At the east side are service ranges added around 1800, around a yard open at the north-east side. The seventeenth-century extension to the south-west of the yard is gabled and has original seventeenth-century windows, as does the part of the 1635 building that is still visible.

The core of the house has a king-post roof with single angle struts, while the west wing has its own king-post roof and the east wing a six-bay notched-collar truss roof.

The stable blocks lie further to the east of the main house. The northern stable block was constructed by Watson and Pritchet in 1805-1810, of hammer-dressed sandstone, built in a U-shaped plan, facing south-east, and consisting of two storeys. The central section has a single gable, which is decorated with a plaque bearing the Wentworth griffin. Behind this gable is a clock-tower, upon which is mounted a weather vane in the form of a griffin. The smaller south stable block faces the north block across a courtyard. Again, the building is two-storey, and is constructed of hammer-dressed sandstone. Upon the cornice the Wentworth griffon can be seen. Attached to the front is a five-step mounting block with a dog-kennel underneath. The building was constructed in 1810 by Thomas Taylor.

== Interior ==

Internally, the ground and first floors were largely remodelled in 1807. A receipt for this work still exists in Woolley Hall’s archives, dated 1808, which shows that the work was carried out by a Thomas Shuttleworth at a cost of one thousand and two pounds, six shillings and sixpence halfpenny.

The three rooms of the western wing were built in the mid-eighteenth century.

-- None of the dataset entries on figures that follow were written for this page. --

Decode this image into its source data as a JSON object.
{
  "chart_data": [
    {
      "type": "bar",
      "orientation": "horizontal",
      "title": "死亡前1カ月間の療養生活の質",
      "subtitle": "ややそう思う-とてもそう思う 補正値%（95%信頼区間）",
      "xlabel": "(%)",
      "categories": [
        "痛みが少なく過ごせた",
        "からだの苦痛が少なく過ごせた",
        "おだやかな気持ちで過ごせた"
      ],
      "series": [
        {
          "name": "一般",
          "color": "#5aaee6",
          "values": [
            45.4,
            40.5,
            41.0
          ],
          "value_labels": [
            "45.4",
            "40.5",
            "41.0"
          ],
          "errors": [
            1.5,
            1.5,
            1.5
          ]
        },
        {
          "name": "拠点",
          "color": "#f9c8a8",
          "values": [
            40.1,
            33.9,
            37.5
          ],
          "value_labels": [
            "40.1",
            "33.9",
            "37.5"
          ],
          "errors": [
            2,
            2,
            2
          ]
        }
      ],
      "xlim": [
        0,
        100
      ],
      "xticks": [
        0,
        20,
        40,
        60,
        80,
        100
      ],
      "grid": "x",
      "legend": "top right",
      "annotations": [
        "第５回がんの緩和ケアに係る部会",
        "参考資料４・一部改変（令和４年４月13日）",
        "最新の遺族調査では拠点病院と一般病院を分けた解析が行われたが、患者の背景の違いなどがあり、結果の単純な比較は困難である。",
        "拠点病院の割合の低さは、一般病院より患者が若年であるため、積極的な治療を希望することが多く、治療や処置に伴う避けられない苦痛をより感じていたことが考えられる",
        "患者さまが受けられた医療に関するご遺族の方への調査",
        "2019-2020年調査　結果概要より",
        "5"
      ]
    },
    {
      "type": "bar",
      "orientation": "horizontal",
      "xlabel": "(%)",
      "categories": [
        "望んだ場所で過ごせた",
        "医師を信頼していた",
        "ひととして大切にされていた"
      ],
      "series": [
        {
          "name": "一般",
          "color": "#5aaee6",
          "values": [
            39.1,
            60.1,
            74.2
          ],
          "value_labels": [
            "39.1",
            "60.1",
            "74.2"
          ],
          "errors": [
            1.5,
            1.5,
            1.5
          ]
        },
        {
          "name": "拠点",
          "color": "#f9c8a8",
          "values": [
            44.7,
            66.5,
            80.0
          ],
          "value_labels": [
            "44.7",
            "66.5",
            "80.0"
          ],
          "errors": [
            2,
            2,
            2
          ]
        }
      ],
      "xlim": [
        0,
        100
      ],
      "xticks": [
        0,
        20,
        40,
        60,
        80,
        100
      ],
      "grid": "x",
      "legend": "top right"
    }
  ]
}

To the east of this lies the main hall, a large L-shaped room. The impressive main staircase is the work of Shuttleworth. According to the receipt presented to Godfrey Wentworth in 1808, the staircase is of Norway Oak and cost forty pounds.

The boardroom, to the north-west of the main hall, used to be the 'billiard room'. The music room, formerly the dining room, lies between the rear wings of the original 'H'. Late eighteenth century receipts held in Woolley Hall’s archives show that extensive alterations to the room were carried out by Joseph Hall in March 1796, including replacement of the chimney and parts of the walls, at a cost of eighty-one pounds, ten shillings and sixpence.